Using the fucosylation mutant sensitive-to-freezing8 (sfr8) to explore the influence of plant cell wall on transpiration

Abstract

Cell walls have a specialised structure and function in guard cells that surround and control the openness of the stomata, microscopic pores allowing CO2 uptake and water loss. The Arabidopsis thaliana senstive-to-freezing8 (sfr8) mutant loses water more quickly than wildtype and has severely reduced levels of cellular fucose, affecting multiple aspects of cell wall, including xyloglucan, pectin, proteins and mechanical strength. The defective cell wall components of sfr8 may result in a higher transpiration rate. This study aims to discover how the sfr8 cell wall mutation influences transpiration.

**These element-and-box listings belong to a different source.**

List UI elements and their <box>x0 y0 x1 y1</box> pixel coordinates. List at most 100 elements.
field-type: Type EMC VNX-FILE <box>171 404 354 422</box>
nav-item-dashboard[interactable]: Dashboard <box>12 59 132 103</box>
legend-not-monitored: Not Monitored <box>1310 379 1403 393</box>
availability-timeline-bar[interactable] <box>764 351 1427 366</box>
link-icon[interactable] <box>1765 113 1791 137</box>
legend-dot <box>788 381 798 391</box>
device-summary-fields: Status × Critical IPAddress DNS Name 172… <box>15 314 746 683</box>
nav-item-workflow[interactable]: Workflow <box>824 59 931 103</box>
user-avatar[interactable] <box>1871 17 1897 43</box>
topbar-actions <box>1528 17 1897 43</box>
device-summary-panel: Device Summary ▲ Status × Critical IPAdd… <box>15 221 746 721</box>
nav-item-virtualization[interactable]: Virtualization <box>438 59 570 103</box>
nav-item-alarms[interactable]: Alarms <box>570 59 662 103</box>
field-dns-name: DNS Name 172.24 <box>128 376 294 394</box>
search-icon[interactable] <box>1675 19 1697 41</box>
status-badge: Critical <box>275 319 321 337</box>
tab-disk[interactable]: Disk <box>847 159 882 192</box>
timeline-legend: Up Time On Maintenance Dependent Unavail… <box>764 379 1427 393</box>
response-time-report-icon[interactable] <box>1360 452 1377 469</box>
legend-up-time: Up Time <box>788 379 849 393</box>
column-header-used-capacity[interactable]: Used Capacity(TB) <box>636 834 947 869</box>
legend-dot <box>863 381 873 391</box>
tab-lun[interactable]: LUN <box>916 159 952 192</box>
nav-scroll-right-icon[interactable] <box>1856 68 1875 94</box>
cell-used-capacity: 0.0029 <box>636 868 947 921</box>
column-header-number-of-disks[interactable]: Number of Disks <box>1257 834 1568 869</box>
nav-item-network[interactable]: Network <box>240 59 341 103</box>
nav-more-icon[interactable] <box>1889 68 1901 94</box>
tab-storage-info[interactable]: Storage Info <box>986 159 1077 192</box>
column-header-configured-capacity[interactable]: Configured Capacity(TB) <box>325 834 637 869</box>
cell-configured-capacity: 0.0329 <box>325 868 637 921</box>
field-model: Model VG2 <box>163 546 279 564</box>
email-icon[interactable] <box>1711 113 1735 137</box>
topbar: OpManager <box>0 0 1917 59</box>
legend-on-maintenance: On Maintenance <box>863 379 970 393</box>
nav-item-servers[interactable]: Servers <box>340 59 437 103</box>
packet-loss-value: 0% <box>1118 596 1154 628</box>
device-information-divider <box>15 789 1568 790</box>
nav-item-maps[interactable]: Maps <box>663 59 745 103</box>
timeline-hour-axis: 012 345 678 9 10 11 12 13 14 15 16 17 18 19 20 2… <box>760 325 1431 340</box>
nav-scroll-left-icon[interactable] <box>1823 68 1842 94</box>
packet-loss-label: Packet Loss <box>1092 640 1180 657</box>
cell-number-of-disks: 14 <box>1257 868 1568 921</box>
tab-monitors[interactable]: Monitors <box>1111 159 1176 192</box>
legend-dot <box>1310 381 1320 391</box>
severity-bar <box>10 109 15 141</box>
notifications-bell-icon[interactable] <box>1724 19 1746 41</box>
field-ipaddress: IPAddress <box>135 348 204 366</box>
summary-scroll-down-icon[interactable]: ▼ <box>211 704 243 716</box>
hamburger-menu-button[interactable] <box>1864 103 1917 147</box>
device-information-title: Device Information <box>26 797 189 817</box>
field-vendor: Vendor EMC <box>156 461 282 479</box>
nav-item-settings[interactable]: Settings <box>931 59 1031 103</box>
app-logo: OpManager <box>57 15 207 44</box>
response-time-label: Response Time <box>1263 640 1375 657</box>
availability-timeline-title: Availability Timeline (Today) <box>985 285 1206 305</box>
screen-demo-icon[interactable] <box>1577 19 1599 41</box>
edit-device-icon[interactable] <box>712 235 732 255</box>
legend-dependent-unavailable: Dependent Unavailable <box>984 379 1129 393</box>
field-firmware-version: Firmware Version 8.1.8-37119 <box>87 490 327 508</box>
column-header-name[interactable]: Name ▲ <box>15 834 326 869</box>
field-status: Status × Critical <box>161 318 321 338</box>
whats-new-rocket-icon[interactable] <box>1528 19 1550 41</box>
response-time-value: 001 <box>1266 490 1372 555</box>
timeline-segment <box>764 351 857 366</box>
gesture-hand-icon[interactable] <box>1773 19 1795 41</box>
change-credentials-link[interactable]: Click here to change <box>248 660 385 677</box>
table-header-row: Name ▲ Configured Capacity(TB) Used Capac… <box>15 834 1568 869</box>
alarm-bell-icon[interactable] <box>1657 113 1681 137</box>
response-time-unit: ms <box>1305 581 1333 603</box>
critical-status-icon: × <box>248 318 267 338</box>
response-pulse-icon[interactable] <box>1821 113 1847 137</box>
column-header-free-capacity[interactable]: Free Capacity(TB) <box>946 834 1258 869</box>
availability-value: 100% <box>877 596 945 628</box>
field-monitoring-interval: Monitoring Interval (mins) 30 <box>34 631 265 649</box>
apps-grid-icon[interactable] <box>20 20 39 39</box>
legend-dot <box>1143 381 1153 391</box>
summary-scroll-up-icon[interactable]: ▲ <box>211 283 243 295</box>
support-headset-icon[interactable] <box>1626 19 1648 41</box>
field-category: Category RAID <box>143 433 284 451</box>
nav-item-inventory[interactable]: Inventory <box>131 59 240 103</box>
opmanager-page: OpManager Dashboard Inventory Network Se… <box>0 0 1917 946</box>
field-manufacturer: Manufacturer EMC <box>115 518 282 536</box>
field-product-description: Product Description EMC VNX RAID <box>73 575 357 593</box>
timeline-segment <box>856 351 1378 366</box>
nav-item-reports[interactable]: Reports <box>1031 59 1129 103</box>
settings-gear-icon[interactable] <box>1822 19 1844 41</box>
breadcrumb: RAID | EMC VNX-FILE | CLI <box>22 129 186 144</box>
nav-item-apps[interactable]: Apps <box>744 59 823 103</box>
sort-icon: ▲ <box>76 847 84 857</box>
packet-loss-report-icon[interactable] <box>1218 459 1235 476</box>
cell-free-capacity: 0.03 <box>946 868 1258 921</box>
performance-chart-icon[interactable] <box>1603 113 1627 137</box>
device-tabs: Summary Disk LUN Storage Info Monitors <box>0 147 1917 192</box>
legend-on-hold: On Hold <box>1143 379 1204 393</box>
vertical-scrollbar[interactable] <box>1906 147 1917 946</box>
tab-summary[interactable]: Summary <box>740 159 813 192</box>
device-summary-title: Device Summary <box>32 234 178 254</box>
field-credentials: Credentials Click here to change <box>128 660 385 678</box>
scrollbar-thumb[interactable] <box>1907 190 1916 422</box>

Arabidopsis mutants affected in different aspects of cell wall were measured for their transpiration rate and stomatal conductance, the rate of stomatal gas exchange. Mutants in fucosylation, pectin abundance, xyloglucan and mechanical stress all had transpiration or stomatal conductance during dehydration stress similar to wildtype. Only one mutant other than sfr8 had transpiration and stomatal conductance significantly higher than wildtype during drought stress and changing CO2 concentration; the pectin modification mutant, reduced wall acetylation2 (rwa2). Further measures of stomatal structure and function were taken. sfr8 had significantly different stomatal development to wildtype and limited stomatal dynamics, whereas, rwa2 had stomatal size, density and aperture equivalent to wildtype. Mutants were tested for drought tolerance and surprisingly, sfr8 had a better survival rate than wildtype, which may be attributed to the altered stomatal development.

The results of this study and supporting literature indicate that pectin crosslinking, but not all pectin modification, affects transpiration, stomatal behaviour and drought tolerance. The higher transpiration rate of rwa2 is probably due to cuticle damage. Moreover, sfr8 had the highest transpiration of all tested mutants suggesting that other factors may influence sfr8 transpiration, which are explored. Understanding the mechanistic basis of genes, like SFR8, that affect stomatal characteristics and drought tolerance will become increasingly important as drought becomes more prevalent.